Autrement dit, c'est en termes de fréquences, d'une part, mais aussi de volonté de conserver un patrimoine, d'autre part, que nous devons réformer l'enseignement de la cuisine. De sorte que, selon cette ligne de raisonnement, nous devrions panacher un enseignement des techniques modernes et des techniques anciennes. 

La confection de quenelles est ancienne et patrimoniale : gardons-en l'enseignement... surtout qu'elles peuvent être faites par un robot. L'utilisation des siphons est moderne (et fréquente) : introduisons-la. Certains professionnels font observer que le siphon est une fioriture, et qu'un bon fouet à l'ancienne permet de s'en tirer, en toutes circonstances. Oui, mais on pourrait également dire que quatre fourchettes permettent de remplacer un fouet. Ou encore, on me dit que l'emploi de l'alginate de sodium est secondaire, et que la confection de gels de gélatine à partir du pied de veau permet de s'en tirer... à quoi je réponds qu'il est plus facile de trouver dans les commerce de la gélatine et de l'alginate de sodium que du pied de veau. Et que l'alginate se trouve, avec l'agar-agar, dans toutes les cuisines. On me dit que les appareils pour cuire à basse température ne sont pas partout... à quoi je réponds qu'il suffit d'une cocotte et d'un four bien réglable pour cuire à basse température. De toute façon, ce type d'argument ne tient pas : oui, de même, on pourrait dire que l'ordinateur ne s'impose pas à l'école, puisque, en cas de panne d'électricité, un crayon fait l'affaire. Certes, mais l'expérience prouve que nous avons tous des ordinateurs. 

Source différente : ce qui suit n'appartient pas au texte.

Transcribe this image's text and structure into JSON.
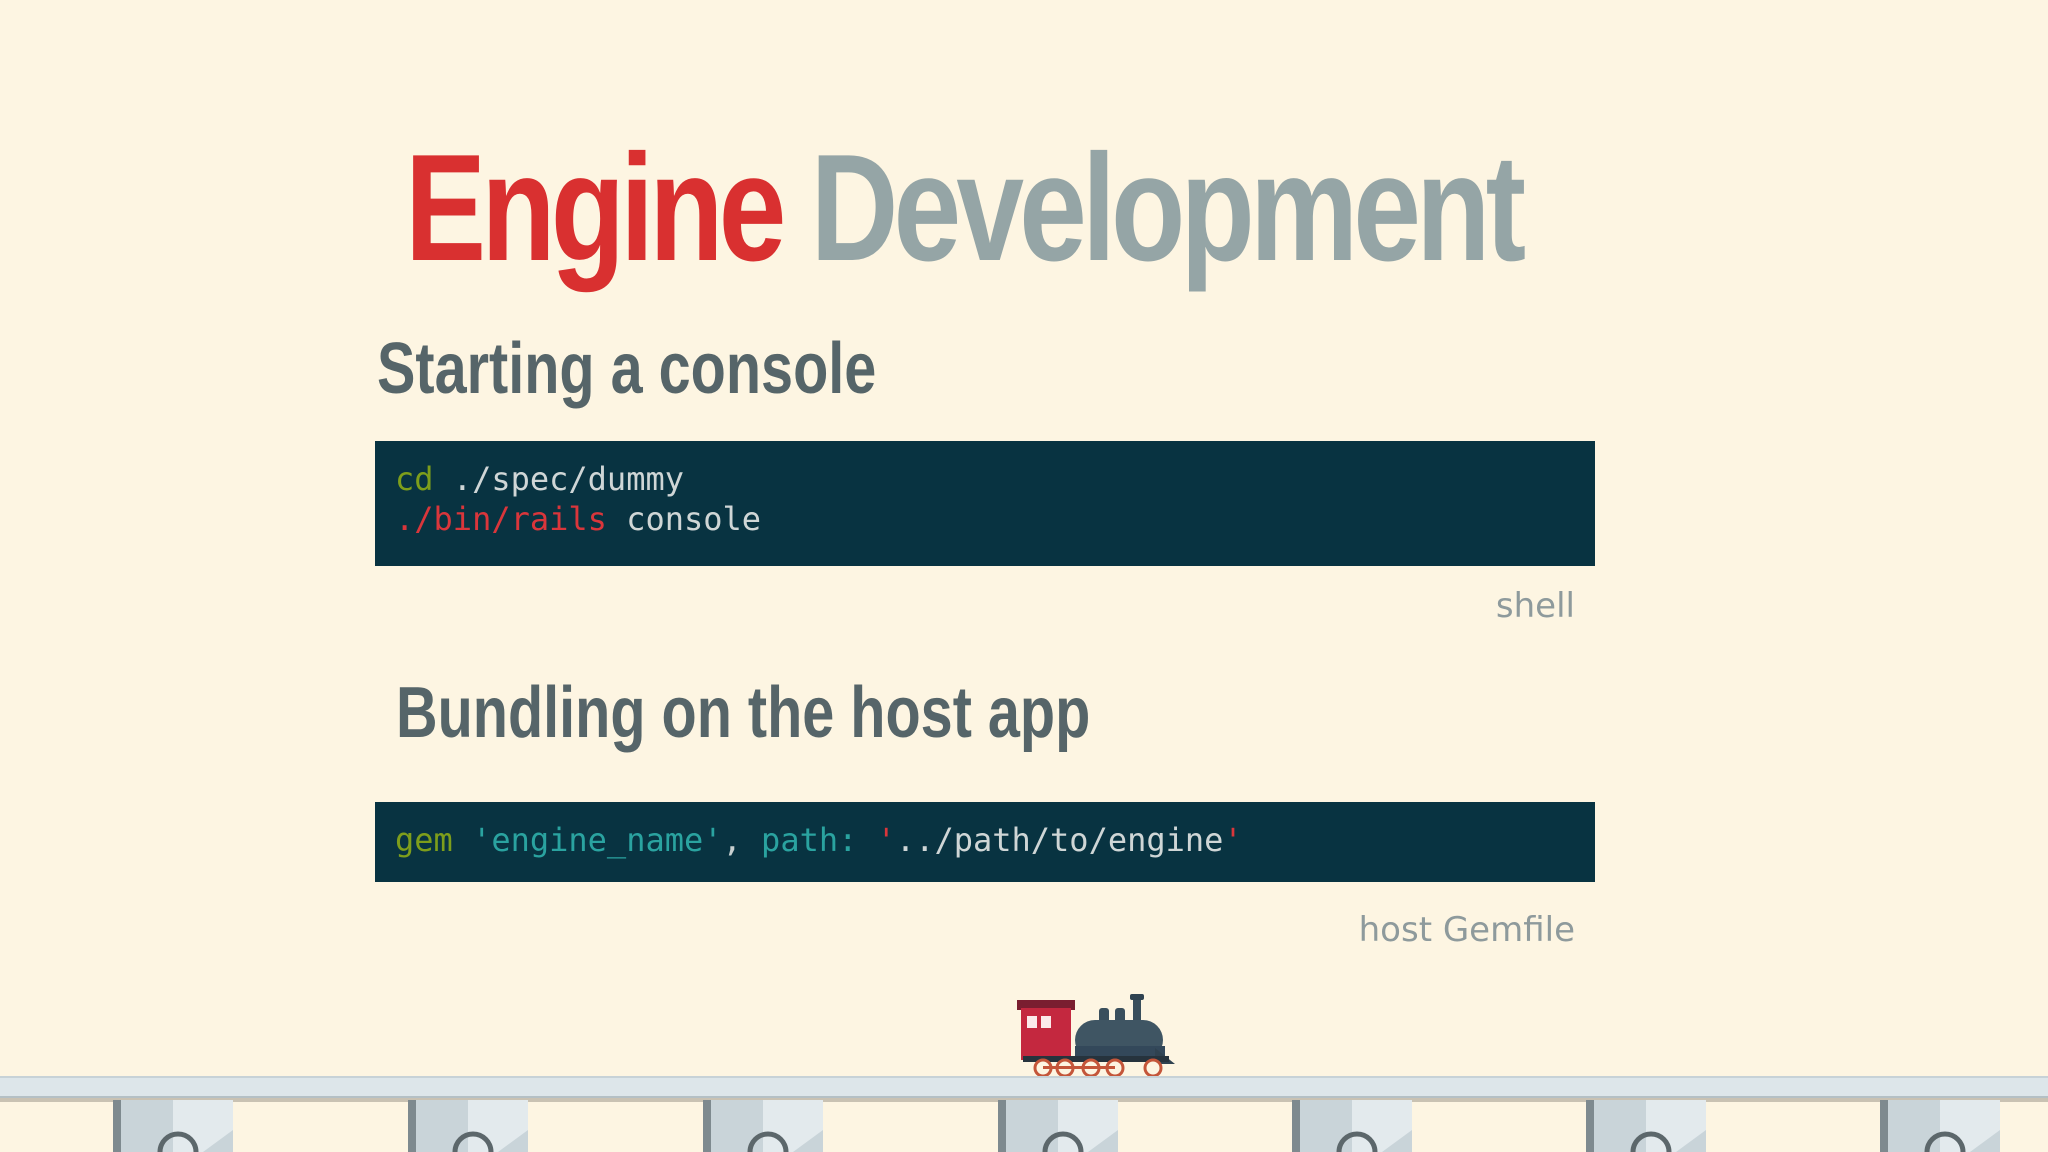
{
  "title": {
    "word1": "Engine",
    "word2": "Development"
  },
  "section1": {
    "heading": "Starting a console",
    "code": {
      "line1": {
        "cmd": "cd",
        "arg": " ./spec/dummy"
      },
      "line2": {
        "cmd": "./bin/rails",
        "arg": " console"
      }
    },
    "caption": "shell"
  },
  "section2": {
    "heading": "Bundling on the host app",
    "code": {
      "kw": "gem",
      "str1": "'engine_name'",
      "comma": ",",
      "sym": "path:",
      "q_open": "'",
      "path": "../path/to/engine",
      "q_close": "'"
    },
    "caption": "host Gemfile"
  },
  "icons": {
    "train": "locomotive-icon"
  },
  "colors": {
    "background": "#fdf5e2",
    "title_accent": "#d93030",
    "title_muted": "#95a5a6",
    "heading": "#566569",
    "code_bg": "#083341"
  }
}
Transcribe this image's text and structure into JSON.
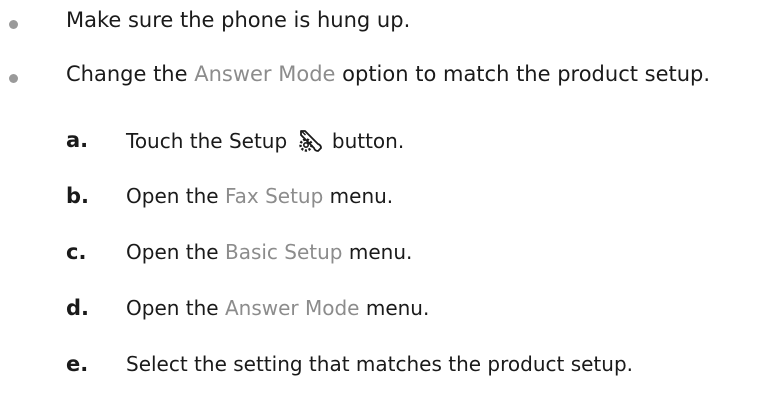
{
  "bullets": [
    {
      "text": "Make sure the phone is hung up."
    },
    {
      "before": "Change the ",
      "ui": "Answer Mode",
      "after": " option to match the product setup."
    }
  ],
  "steps": [
    {
      "letter": "a.",
      "before": "Touch the Setup ",
      "icon": "setup-wrench-gear-icon",
      "after": " button."
    },
    {
      "letter": "b.",
      "before": "Open the ",
      "ui": "Fax Setup",
      "after": " menu."
    },
    {
      "letter": "c.",
      "before": "Open the ",
      "ui": "Basic Setup",
      "after": " menu."
    },
    {
      "letter": "d.",
      "before": "Open the ",
      "ui": "Answer Mode",
      "after": " menu."
    },
    {
      "letter": "e.",
      "text": "Select the setting that matches the product setup."
    }
  ],
  "colors": {
    "ui_term": "#8c8c8c",
    "bullet_dot": "#9a9a9a",
    "text": "#1a1a1a"
  }
}
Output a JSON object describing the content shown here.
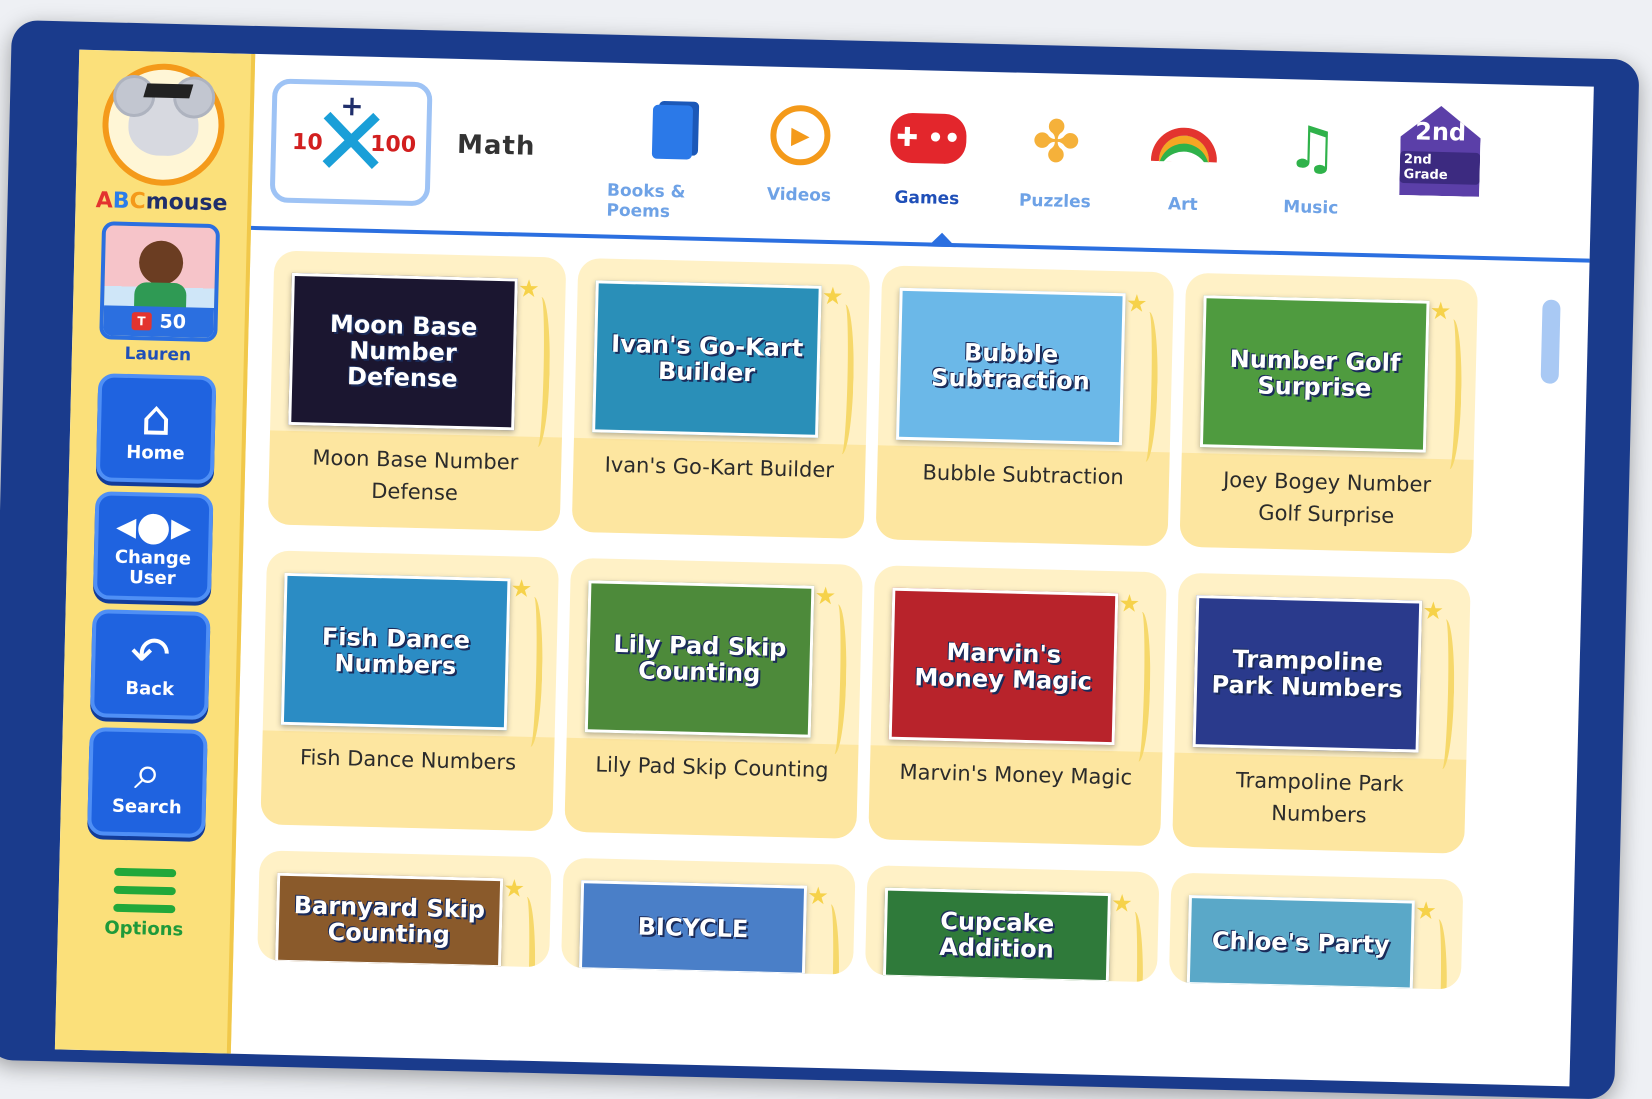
{
  "app": {
    "logo_text_a": "A",
    "logo_text_b": "B",
    "logo_text_c": "C",
    "logo_text_rest": "mouse"
  },
  "user": {
    "name": "Lauren",
    "tickets": "50",
    "ticket_icon_label": "T"
  },
  "sidebar": {
    "buttons": [
      {
        "label": "Home",
        "icon": "home-icon"
      },
      {
        "label": "Change User",
        "icon": "change-user-icon"
      },
      {
        "label": "Back",
        "icon": "back-icon"
      },
      {
        "label": "Search",
        "icon": "search-icon"
      }
    ],
    "options_label": "Options"
  },
  "subject": {
    "title": "Math",
    "tile_left": "10",
    "tile_right": "100",
    "tile_top": "+"
  },
  "tabs": [
    {
      "label": "Books & Poems",
      "icon": "book-icon"
    },
    {
      "label": "Videos",
      "icon": "play-icon"
    },
    {
      "label": "Games",
      "icon": "gamepad-icon",
      "active": true
    },
    {
      "label": "Puzzles",
      "icon": "puzzle-icon"
    },
    {
      "label": "Art",
      "icon": "rainbow-icon"
    },
    {
      "label": "Music",
      "icon": "music-note-icon"
    }
  ],
  "grade": {
    "badge": "2nd",
    "label": "2nd Grade"
  },
  "games": [
    {
      "title": "Moon Base Number Defense",
      "thumb": "Moon Base Number Defense",
      "color": "#1b1630"
    },
    {
      "title": "Ivan's Go-Kart Builder",
      "thumb": "Ivan's Go-Kart Builder",
      "color": "#2a8fb8"
    },
    {
      "title": "Bubble Subtraction",
      "thumb": "Bubble Subtraction",
      "color": "#6bb8e8"
    },
    {
      "title": "Joey Bogey Number Golf Surprise",
      "thumb": "Number Golf Surprise",
      "color": "#4f9b3f"
    },
    {
      "title": "Fish Dance Numbers",
      "thumb": "Fish Dance Numbers",
      "color": "#2b8cc4"
    },
    {
      "title": "Lily Pad Skip Counting",
      "thumb": "Lily Pad Skip Counting",
      "color": "#4d8a3a"
    },
    {
      "title": "Marvin's Money Magic",
      "thumb": "Marvin's Money Magic",
      "color": "#b8232b"
    },
    {
      "title": "Trampoline Park Numbers",
      "thumb": "Trampoline Park Numbers",
      "color": "#2a3a8c"
    },
    {
      "title": "",
      "thumb": "Barnyard Skip Counting",
      "color": "#8a5a2b"
    },
    {
      "title": "",
      "thumb": "BICYCLE",
      "color": "#4a7fc8"
    },
    {
      "title": "",
      "thumb": "Cupcake Addition",
      "color": "#2f7a3a"
    },
    {
      "title": "",
      "thumb": "Chloe's Party",
      "color": "#5aa8c8"
    }
  ]
}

Enfin, pensons à la cuisine en terme de ces fameuses "bases". Si l'on met de côté la cuisine note à note, qui reste très novatrice, il est exact que nous mangeons surtout des tissus animaux et végétaux traités thermiquement. C'est une base. D'autre part, il y a des sauces (salées ou sucrées : le sucre est l'élément différenciant essentiel), qui sont toutes fondées sur les mousses, les émulsions, les gels, les suspensions... Ce sont donc des bases. Plus exactement, les diverses sauces ne sont pas des bases, et ce sont les systèmes physico-chimiques que sont mousses, émulsions, gels, suspensions... qui sont des bases. Ne devrions-nous pas les enseigner en priorité ?

mardi 14 novembre 2023

La cuisine, statistiquement



Dans Mon histoire de cuisine, j'ai discuté la question de 14 commandements de la cuisine, ce que je nomme personnellement les bases de la technique culinaire. C'est un message d'espoir qu'il n'y ait que 14 phénomènes essentiels à considérer, contre bien plus si l'on reste au niveau culinaire.
Cependant, j'aurais également pu examiner les transformations culinaires en termes statistiques, et comprendre que nous mangeons essentiellement des tissus végétaux (fruits, légumes) ou animaux (oeufs, viandes, poissons).
Ainsi,  au-delà de préparations particulières telles que les sauces, il y a d'abord lieu de se préoccuper de ses cuissons-là.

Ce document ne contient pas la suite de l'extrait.